A lyrical, moody crime novel—there’s no mystery and just a smidgen of suspense—set in small-town Oscar, Iowa in 1960, a town “as plain as a white wall.” When a young couple, spending the night on the banks of the Mississippi River, are attacked—and the young man is murdered—local sheriff Amos Fielding knows he needs help, so he calls for regional backup. He’s rewarded with Edward Ness from Minnesota, a stylish detective who hasn’t put down the bottle since his wife and young son were murdered seven years earlier. We follow Ness as he discovers and flirts his way through Oscar. But soon enough the narrative turns to Rigby Sellers, a terrifying, angry recluse—with coke-bottle glasses and a “jutting brow and a bent nose, a patchy beard and an incomplete set of long jaundiced teeth”—who lives on a decrepit houseboat moored on the river. Still not convinced of Sellers’s creepiness? His lovers are mannequins that he dresses and paints for their date nights. Days go by without a confirmed suspect but with plenty of rain, and a long-standing drought gives way to a swollen Mississippi that rips through the town, upending it. When more bodies are found, the townspeople are, literally, up in arms, and Sellers is directly in their cross-hairs. Hard to put down and even harder to forget, The Houseboat is a poignant rendering of a place and time.
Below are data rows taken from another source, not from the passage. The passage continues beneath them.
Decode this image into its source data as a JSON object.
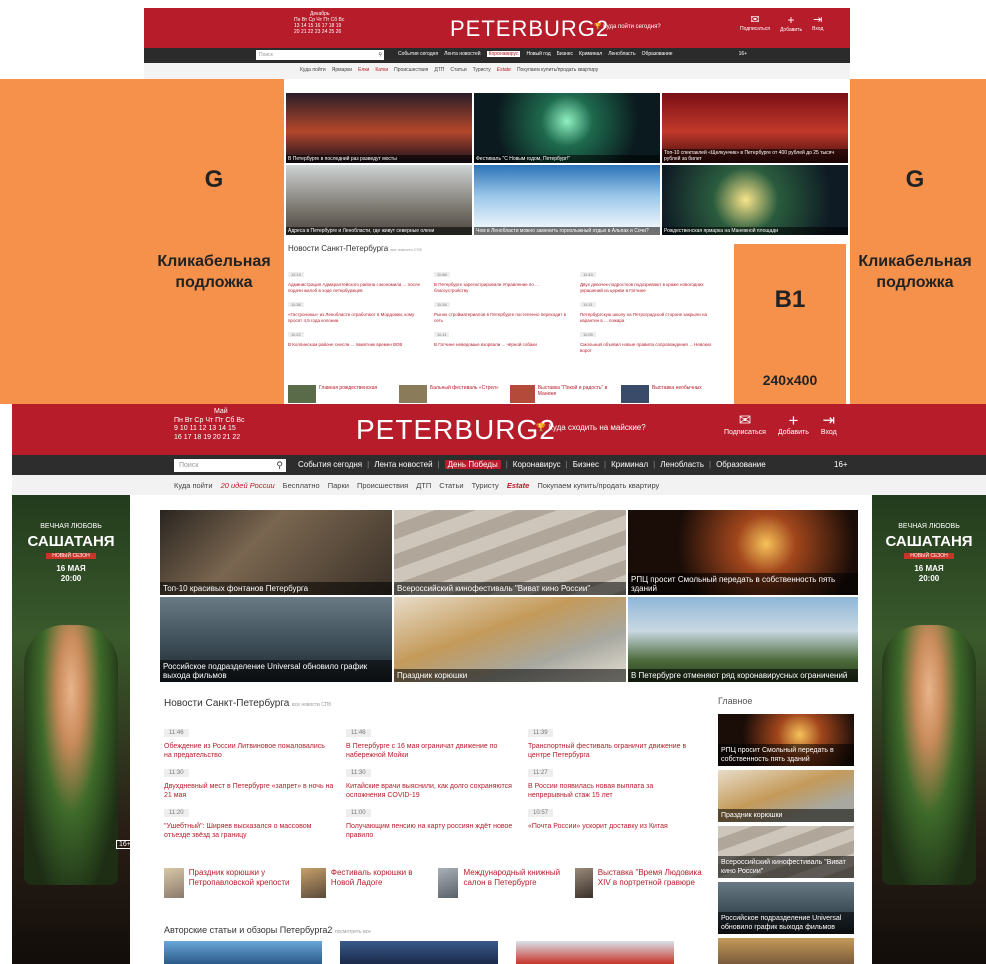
{
  "top": {
    "calendar": {
      "month": "Декабрь",
      "days": "Пн Вт Ср Чт Пт Сб Вс",
      "row1": "13 14 15 16 17 18 19",
      "row2": "20 21 22 23 24 25 26"
    },
    "logo": "PETERBURG2",
    "question": "Куда пойти сегодня?",
    "header_actions": [
      "Подписаться",
      "Добавить",
      "Вход"
    ],
    "search_placeholder": "Поиск",
    "nav": [
      "События сегодня",
      "Лента новостей",
      "Коронавирус",
      "Новый год",
      "Бизнес",
      "Криминал",
      "Ленобласть",
      "Образование",
      "16+"
    ],
    "sub": [
      "Куда пойти",
      "Ярмарки",
      "Елки",
      "Катки",
      "Происшествия",
      "ДТП",
      "Статьи",
      "Туристу",
      "Estate",
      "Покупаем купить/продать квартиру"
    ],
    "tiles": [
      "В Петербурге в последний раз разведут мосты",
      "Фестиваль \"С Новым годом, Петербург!\"",
      "Топ-10 спектаклей «Щелкунчик» в Петербурге от 400 рублей до 25 тысяч рублей за билет",
      "Адреса в Петербурге и Ленобласти, где живут северные олени",
      "Чем в Ленобласти можно заменить горнолыжный отдых в Альпах и Сочи?",
      "Рождественская ярмарка на Манежной площади"
    ],
    "news_title": "Новости Санкт-Петербурга",
    "news_all": "все новости СПб",
    "news": [
      {
        "time": "12:10",
        "text": "Администрация Адмиралтейского района сэкономила ... после подачи жалоб в ходе петербуржцев"
      },
      {
        "time": "11:58",
        "text": "В Петербурге зарегистрировали Управление по ... благоустройству"
      },
      {
        "time": "11:43",
        "text": "Двух девочек-подростков подозревают в краже новогодних украшений из церкви в Гатчине"
      },
      {
        "time": "11:38",
        "text": "«Гастрономы» из Ленобласти отработают в Мордовии, кому просят 4,5 года колонии"
      },
      {
        "time": "11:34",
        "text": "Рынок стройматериалов в Петербурге постепенно переходит в сеть"
      },
      {
        "time": "11:31",
        "text": "Петербургскую школу на Петроградской стороне закрыли на карантин в ... пожара"
      },
      {
        "time": "11:22",
        "text": "В Колпинском районе снесли ... памятник времен ВОВ"
      },
      {
        "time": "11:11",
        "text": "В Гатчине неведомые взорвали ... чёрной собаки"
      },
      {
        "time": "11:05",
        "text": "Смольный объявил новые правила сопровождения ... Невских ворот"
      }
    ],
    "cards": [
      "Главная рождественская",
      "Бальный фестиваль «Стрел»",
      "Выставка \"Покой и радость\" в Манеже",
      "Выставка необычных"
    ],
    "ad_letter": "G",
    "ad_note": "Кликабельная подложка",
    "b1_label": "B1",
    "b1_size": "240x400"
  },
  "bottom": {
    "calendar": {
      "month": "Май",
      "days": "Пн Вт Ср Чт Пт Сб Вс",
      "row1": "9 10 11 12 13 14 15",
      "row2": "16 17 18 19 20 21 22",
      "today": "12"
    },
    "logo": "PETERBURG2",
    "question": "Куда сходить на майские?",
    "header_actions": [
      "Подписаться",
      "Добавить",
      "Вход"
    ],
    "search_placeholder": "Поиск",
    "nav": [
      "События сегодня",
      "Лента новостей",
      "День Победы",
      "Коронавирус",
      "Бизнес",
      "Криминал",
      "Ленобласть",
      "Образование",
      "16+"
    ],
    "sub": [
      "Куда пойти",
      "20 идей России",
      "Бесплатно",
      "Парки",
      "Происшествия",
      "ДТП",
      "Статьи",
      "Туристу",
      "Estate",
      "Покупаем купить/продать квартиру"
    ],
    "tiles": [
      "Топ-10 красивых фонтанов Петербурга",
      "Всероссийский кинофестиваль \"Виват кино России\"",
      "РПЦ просит Смольный передать в собственность пять зданий",
      "Российское подразделение Universal обновило график выхода фильмов",
      "Праздник корюшки",
      "В Петербурге отменяют ряд коронавирусных ограничений"
    ],
    "news_title": "Новости Санкт-Петербурга",
    "news_all": "все новости СПб",
    "news": [
      {
        "time": "11:46",
        "text": "Обеждение из России Литвиновое пожаловались на предательство"
      },
      {
        "time": "11:46",
        "text": "В Петербурге с 16 мая ограничат движение по набережной Мойки"
      },
      {
        "time": "11:39",
        "text": "Транспортный фестиваль ограничит движение в центре Петербурга"
      },
      {
        "time": "11:30",
        "text": "Двухдневный мест в Петербурге «запрет» в ночь на 21 мая"
      },
      {
        "time": "11:30",
        "text": "Китайские врачи выяснили, как долго сохраняются осложнения COVID-19"
      },
      {
        "time": "11:27",
        "text": "В России появилась новая выплата за непрерывный стаж 15 лет"
      },
      {
        "time": "11:20",
        "text": "\"Ушебтный\": Ширяев высказался о массовом отъезде звёзд за границу"
      },
      {
        "time": "11:00",
        "text": "Получающим пенсию на карту россиян ждёт новое правило"
      },
      {
        "time": "10:57",
        "text": "«Почта России» ускорит доставку из Китая"
      }
    ],
    "cards": [
      "Праздник корюшки у Петропавловской крепости",
      "Фестиваль корюшки в Новой Ладоге",
      "Международный книжный салон в Петербурге",
      "Выставка \"Время Людовика XIV в портретной гравюре"
    ],
    "main_title": "Главное",
    "main_items": [
      "РПЦ просит Смольный передать в собственность пять зданий",
      "Праздник корюшки",
      "Всероссийский кинофестиваль \"Виват кино России\"",
      "Российское подразделение Universal обновило график выхода фильмов"
    ],
    "authors_title": "Авторские статьи и обзоры Петербурга2",
    "authors_all": "посмотреть все",
    "ad": {
      "title": "САШАТАНЯ",
      "over": "ВЕЧНАЯ ЛЮБОВЬ",
      "season": "НОВЫЙ СЕЗОН",
      "date": "16 МАЯ",
      "time": "20:00",
      "age": "16+"
    }
  },
  "colors": {
    "brand": "#b71c2b",
    "nav": "#2d2d2d",
    "ad_zone": "#f5914b"
  }
}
nitially, this novel seems weighed down by clichés: the weak, timid wife; the macho, type-A husband; the island rumored to be haunted. But keep going and you will be rewarded with a top-rate thriller which is nothing as it seems. Liam and Laura chose to spend their honeymoon on a remote Scottish island, empty except for the two of them. Their lovely cottage is stuffed with a week’s worth of fine foods and wine, and all they plan to do is explore the island’s ancient burial sites and ruined castle. Until things start to get weird—is someone in the bushes watching them?—and they wake to find a message scratched into the window. Clearly they aren’t alone, and their one way of contact with the mainland, a satellite phone, is missing its charger. Then the electricity goes out. From there, it’s clear that their stalker isn’t playing trick or treat, he’s out to murder them. You would expect this book to end with a face-off between the newlyweds and the villain, but a 180-degree twist ends up rewriting the whole book, leaving readers absolutely stunned.